Many years ago, Richard Nixon came to my hometown to begin his attempt to regain respectability in the face of his impending impeachment. I watched him speak from a tree across the parking lot noting the glints of light from tall buildings on the horizon as my brother and I took turns looking through an old detached rifle scope. When the elderly lady in the pink suit walked beneath the tree and whipped out a small walkie talkie and said, "No, it's just two kids with an old scope." I realized the meaning of those glints of light.
Gary Trudeau published his "Fritters Alabama" strip in Doonesbury about the event depicting one of the most modern cities in the South at that time as two coots in suspenders sitting on a broken down porch thus reinforcing the bigoted stereotypes of the left intellectuals about places they had never been. For me, it was the realization that the radicals of the Sixties that I had admired were in fact more bigoted than the people of my State who had become synonymous with the term during the Wallace years.
And during this campaign, I've seen the results of that undisguised bigotry. Obama supporters claim that their bottom up tactics have upended the Reagan Revolution and are putting the country back on the right path. Except that bottom up approach is not how he is winning.
The Obama campaign is cheating and Obama is lieing.

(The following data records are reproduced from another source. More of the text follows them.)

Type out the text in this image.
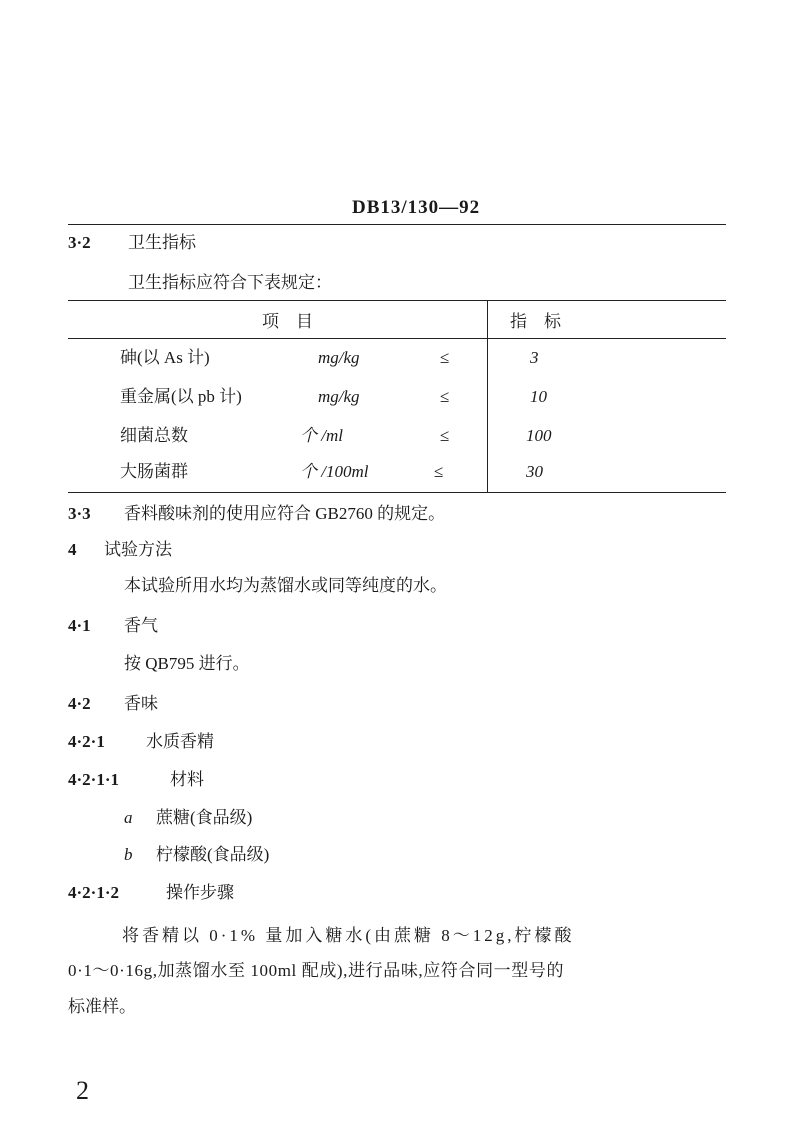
DB13/130—92
3·2 卫生指标
卫生指标应符合下表规定：
项　目	指　标
砷(以 As 计)	mg/kg	≤	3
重金属(以 pb 计)	mg/kg	≤	10
细菌总数	个 /ml	≤	100
大肠菌群	个 /100ml	≤	30
3·3 香料酸味剂的使用应符合 GB2760 的规定。
4 试验方法
本试验所用水均为蒸馏水或同等纯度的水。
4·1 香气
按 QB795 进行。
4·2 香味
4·2·1 水质香精
4·2·1·1	材料
a 蔗糖(食品级)
b 柠檬酸(食品级)
4·2·1·2	操作步骤
将香精以 0·1% 量加入糖水(由蔗糖 8～12g,柠檬酸
0·1～0·16g,加蒸馏水至 100ml 配成),进行品味,应符合同一型号的
标准样。
2
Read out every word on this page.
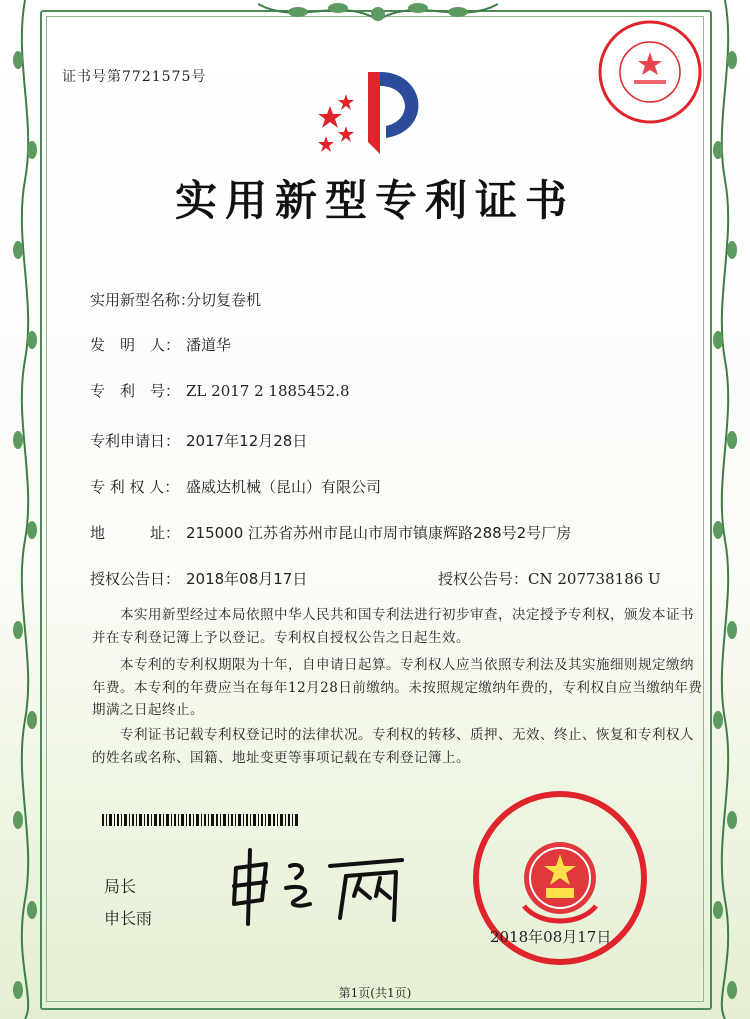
证书号第7721575号
实用新型专利证书
实用新型名称：分切复卷机
发　明　人： 潘道华
专　利　号： ZL 2017 2 1885452.8
专利申请日： 2017年12月28日
专 利 权 人： 盛威达机械（昆山）有限公司
地　　　址： 215000 江苏省苏州市昆山市周市镇康辉路288号2号厂房
授权公告日： 2018年08月17日	授权公告号：CN 207738186 U
本实用新型经过本局依照中华人民共和国专利法进行初步审查，决定授予专利权，颁发本证书并在专利登记簿上予以登记。专利权自授权公告之日起生效。
本专利的专利权期限为十年，自申请日起算。专利权人应当依照专利法及其实施细则规定缴纳年费。本专利的年费应当在每年12月28日前缴纳。未按照规定缴纳年费的，专利权自应当缴纳年费期满之日起终止。
专利证书记载专利权登记时的法律状况。专利权的转移、质押、无效、终止、恢复和专利权人的姓名或名称、国籍、地址变更等事项记载在专利登记簿上。
局长
申长雨
2018年08月17日
第1页(共1页)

This election could have been about trust. Instead, it has become about fraud. As a result, an Obama win will be the beginning of a deeper penetration of cynicism and mistrust into the American psyche than even Bush managed ineptly. This time it is being done expertly and there will be hell to pay for it. Worse, anyone who tries to take a closer look and discuss it can see those glints of light and feel the threat from the far left.
The country swung far to the right extreme and now it is swinging just as far to the left. Neither extreme is healthy, so by our own hand, we will pay for our inability to evolve beyond these extremes into a nation moderate in all respects except our willingness to defend the nation. Instead, we have become a nation dedicated to self-abuse.
Good luck out there.
4 comments:
Bigotry isn't all one thing. There's the bigotry of ignorance, as in, "We don't know anything about those people so we fall back on stupid stereotypes", which is reprehensible. Then there's the bigotry of IGGnorance, as my wife (from North Carolina) calls it, as in, "We know all about those people, we live near them, they work for us, we know they're born stupid, ugly, dirty, etc." That's evil.
It's IGGnorance that provoked something that my wife told me about yesterday: a memory of swimming in the pool, maybe 1950 or so, and watching the black kids hanging on the outside of the fence, watching, and being chased off by the lifeguard. And then her own experience of being asked to leave the pool in a hotel, around the same time, after her mother happened to mention that her husband (who wasn't even there) happened to be Jewish.
Ignorance is treatable. IGGnorance is lethal.
I've seen both in my life living here, but in this election, I've only seen the former and it's coming from Senator Obama and his campaign.
Has McCain or any of his staff called the Obama supporters "typical bitter" or "moron"?
No. And that is what is truly disgusting to those of us who have lived through real racism: using a ghost that so many worked so hard to exorcise only to have a man who has experienced none of this try to create an illusion of racism just to win an election.
It really is the hypocrisy of the age. And it's working, but it is cultural poison.
Supporters, you don't want to get started on. I don't hold the McCain campaign responsible for shouts of "terrorist", "traitor", etc., but they are certainly out there -- loons on both sides.
Some are, John. On the other hand, the Secret Service told the Scranton Times that the calls to kill him were a false story.
The story was a plant.
We have to be skeptical of anything reported like that in the next few weeks.